UM RECOMEÇO DIFERENTE

Inteligente, tímido, pouco dado a interagir, socialmente desajustado, embora não num sentido maléfico, preferia a solidão, e por tal motivo nunca se acertou com alguém, nunca compartilhou companhia afetuosa. Quando não trabalhava para seu sustento, enfurnava-se na casinhola simples, e, trancado em escritório abarrotado de livros, estudava, pesquisava o que se referisse ao que, supostamente, encontrava-se além da vida e deste mundo físico.

Quem nada soubesse de suas reais intenções, imaginaria ser religioso, espiritualista ou que quisesse se antecipar ao que o poderia espera-lo após a morte, mas nada disso fazia parte de seus objetivos. Interessava-se, mesmo, nos segredos da configuração do tempo e espaço, e na possibilidade de manipular esses elementos de construção da realidade. Para quê?

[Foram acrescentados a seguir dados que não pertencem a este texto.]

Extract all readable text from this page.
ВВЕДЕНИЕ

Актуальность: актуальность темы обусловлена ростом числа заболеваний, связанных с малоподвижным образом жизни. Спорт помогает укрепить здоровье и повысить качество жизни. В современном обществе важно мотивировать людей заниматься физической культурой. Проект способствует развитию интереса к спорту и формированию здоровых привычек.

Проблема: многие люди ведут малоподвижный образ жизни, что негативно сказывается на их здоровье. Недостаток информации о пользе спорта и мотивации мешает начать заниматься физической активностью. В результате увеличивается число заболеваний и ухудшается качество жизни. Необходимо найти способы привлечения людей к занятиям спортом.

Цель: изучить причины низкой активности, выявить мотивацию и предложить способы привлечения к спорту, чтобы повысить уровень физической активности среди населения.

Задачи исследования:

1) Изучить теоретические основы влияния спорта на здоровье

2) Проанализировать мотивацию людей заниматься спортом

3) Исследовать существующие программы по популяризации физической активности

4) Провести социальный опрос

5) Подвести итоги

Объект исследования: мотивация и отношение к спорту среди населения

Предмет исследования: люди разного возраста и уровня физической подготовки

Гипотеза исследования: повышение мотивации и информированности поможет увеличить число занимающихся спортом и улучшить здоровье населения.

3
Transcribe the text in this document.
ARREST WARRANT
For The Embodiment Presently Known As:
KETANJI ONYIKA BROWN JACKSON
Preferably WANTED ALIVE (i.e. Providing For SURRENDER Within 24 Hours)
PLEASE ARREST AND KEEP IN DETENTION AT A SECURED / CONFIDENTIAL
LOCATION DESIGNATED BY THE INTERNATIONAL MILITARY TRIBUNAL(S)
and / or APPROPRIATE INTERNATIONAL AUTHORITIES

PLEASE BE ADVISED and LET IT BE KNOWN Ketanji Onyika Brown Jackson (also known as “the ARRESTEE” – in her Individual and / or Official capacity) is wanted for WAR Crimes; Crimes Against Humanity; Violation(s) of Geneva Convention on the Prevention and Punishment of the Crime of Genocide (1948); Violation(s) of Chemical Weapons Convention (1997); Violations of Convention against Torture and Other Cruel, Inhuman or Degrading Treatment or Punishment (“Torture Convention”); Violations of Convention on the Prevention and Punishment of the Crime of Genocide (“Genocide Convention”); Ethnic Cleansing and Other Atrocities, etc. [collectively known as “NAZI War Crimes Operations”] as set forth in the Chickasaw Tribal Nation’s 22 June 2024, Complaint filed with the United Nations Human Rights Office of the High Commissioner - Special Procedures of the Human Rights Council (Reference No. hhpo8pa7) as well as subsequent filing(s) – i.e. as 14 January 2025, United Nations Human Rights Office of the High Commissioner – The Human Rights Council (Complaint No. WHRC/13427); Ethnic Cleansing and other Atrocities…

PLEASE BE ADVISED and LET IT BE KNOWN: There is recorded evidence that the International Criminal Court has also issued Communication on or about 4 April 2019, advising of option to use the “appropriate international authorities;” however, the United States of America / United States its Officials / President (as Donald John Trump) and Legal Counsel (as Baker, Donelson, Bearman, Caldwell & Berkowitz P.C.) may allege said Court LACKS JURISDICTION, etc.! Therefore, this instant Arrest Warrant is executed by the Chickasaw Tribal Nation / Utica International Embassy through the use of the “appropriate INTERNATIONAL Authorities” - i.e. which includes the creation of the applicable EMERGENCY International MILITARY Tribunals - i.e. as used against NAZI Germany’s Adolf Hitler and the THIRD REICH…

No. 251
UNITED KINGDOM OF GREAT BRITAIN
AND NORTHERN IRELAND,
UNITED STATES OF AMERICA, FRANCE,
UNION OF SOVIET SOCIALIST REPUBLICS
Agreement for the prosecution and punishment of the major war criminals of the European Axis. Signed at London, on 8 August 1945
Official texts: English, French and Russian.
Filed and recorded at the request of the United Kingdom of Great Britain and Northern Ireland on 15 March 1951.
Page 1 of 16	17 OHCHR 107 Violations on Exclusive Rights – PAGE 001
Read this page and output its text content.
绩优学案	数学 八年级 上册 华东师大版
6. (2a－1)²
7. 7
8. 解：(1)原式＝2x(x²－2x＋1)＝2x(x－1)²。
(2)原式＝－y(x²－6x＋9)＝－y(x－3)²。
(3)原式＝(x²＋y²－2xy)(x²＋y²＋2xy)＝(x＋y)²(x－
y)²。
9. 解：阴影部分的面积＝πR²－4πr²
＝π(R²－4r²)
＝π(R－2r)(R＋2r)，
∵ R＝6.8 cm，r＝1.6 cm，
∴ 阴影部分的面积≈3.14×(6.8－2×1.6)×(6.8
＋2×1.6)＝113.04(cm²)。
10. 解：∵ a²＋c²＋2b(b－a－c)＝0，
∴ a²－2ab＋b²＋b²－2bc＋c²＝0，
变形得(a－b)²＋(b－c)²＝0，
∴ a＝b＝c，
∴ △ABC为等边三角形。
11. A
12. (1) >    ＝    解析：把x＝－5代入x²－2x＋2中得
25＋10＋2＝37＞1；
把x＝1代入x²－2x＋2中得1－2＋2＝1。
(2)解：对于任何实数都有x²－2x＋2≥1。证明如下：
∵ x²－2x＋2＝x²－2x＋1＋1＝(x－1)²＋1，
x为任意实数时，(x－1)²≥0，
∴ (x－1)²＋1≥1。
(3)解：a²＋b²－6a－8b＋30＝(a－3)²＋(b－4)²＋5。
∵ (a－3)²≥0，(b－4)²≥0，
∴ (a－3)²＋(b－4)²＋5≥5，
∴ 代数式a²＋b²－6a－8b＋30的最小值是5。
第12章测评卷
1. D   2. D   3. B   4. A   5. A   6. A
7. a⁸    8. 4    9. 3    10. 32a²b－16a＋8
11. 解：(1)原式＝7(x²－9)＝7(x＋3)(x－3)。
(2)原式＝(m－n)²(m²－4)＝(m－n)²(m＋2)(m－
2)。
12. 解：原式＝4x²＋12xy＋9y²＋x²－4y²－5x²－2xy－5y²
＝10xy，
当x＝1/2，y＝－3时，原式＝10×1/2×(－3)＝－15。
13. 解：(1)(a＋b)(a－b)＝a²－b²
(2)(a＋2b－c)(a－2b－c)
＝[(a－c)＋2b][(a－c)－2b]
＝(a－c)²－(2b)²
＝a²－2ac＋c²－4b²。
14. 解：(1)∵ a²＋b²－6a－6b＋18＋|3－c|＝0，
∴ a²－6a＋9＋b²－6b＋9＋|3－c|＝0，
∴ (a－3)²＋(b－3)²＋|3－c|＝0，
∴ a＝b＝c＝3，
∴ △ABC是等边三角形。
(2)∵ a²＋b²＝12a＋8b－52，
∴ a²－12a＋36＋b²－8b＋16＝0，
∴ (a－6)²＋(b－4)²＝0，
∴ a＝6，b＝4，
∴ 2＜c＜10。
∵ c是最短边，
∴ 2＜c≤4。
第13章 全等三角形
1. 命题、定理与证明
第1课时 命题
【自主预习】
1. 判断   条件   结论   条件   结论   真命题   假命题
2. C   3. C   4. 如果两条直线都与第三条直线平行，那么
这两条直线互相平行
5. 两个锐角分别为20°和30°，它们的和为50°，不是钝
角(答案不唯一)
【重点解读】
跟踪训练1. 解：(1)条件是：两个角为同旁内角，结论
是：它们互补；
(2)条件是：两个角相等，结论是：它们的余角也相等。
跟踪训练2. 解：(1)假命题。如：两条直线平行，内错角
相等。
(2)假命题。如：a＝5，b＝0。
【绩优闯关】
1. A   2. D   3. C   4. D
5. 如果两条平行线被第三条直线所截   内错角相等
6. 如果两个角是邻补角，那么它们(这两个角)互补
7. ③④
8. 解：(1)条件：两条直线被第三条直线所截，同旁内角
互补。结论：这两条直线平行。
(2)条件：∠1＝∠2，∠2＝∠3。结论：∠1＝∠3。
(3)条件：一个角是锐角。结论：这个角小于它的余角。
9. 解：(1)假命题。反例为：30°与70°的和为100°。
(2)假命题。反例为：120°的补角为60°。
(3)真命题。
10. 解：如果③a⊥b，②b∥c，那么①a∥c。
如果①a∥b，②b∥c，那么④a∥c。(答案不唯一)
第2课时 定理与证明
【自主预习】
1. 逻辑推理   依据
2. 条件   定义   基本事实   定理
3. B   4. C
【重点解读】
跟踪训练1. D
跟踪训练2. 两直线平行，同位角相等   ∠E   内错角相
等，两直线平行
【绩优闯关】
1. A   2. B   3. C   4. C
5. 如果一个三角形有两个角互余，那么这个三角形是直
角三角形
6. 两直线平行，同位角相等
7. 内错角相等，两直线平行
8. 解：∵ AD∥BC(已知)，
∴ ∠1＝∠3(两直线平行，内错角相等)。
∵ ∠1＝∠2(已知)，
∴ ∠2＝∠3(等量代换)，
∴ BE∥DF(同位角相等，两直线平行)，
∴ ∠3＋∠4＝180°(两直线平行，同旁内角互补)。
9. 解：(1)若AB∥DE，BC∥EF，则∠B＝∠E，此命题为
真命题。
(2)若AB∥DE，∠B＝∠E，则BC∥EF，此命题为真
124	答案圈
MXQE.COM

Queria voltar ao passado, não como o quase cinquentão que era. Queria reviver o que já experimentara, recomeçar, a partir da adolescência, resguardando o conteúdo da sua mente presente. Acreditava poder, assim, com informações privilegiadas e experiente, tomar decisões acertadas, posicionar-se na sociedade com bases sólidas, permitindo-lhe ter a independência com que sempre sonhou, invertendo o mecanismo de socialização. Queria que as pessoas o procurassem, sentissem vontade de conhecê-lo, desfrutar de sua presença e ouvi-lo, pois não tinha coragem de ir ao encontro delas, e muito menos de falar-lhes sobre o que pensava ou de que gostava. Temia ser rejeitado e zombado.

Certo dia voltou do sebo com mini alfarrábio, capa dura dourada e cadeado numérico. O segredo para a abertura foi revelado, aos sussurros, por um velho que lá encontrou, e que lhe disse conter o livro um segredo maravilhoso. Enquanto, cético, tentava abri-lo, perdeu de vista o idoso. Em casa, viu que as páginas amarelecidas exibiam hieróglifos, e tentou decifrá-los como pôde. Atravessou a noite no tentame, sonolento ao extremo.

Quando acordou, com a luz do sol nos olhos, lembrou que antes de cair desmaiado no sofá, repetira, exaustivamente, série de mantras que traduzira, cujo poder de realização parecia ser tremendo. Ao levantar sentiu algo diferente. O ambiente, modificado, não lhe era estranho. Espantou-se! Estava na casa de seus pais. Olhou-se no primeiro espelho que achou, e assustou-se mais ainda. Estava jovem! Vinte anos ou menos, talvez. Beleza!

Nem se preocupou com detalhes, como rever entes queridos, mas, com tanta coisa pra fazer e realizar, nem via o tempo passar. Registrou canções, que iriam se tornar famosas, como suas, antes que os reais autores as elaborassem, arranjou um jeito de investir no que sabia que iria virar moda ou ser bem absorvido pelo mercado. Queria rechear o bolso rápido.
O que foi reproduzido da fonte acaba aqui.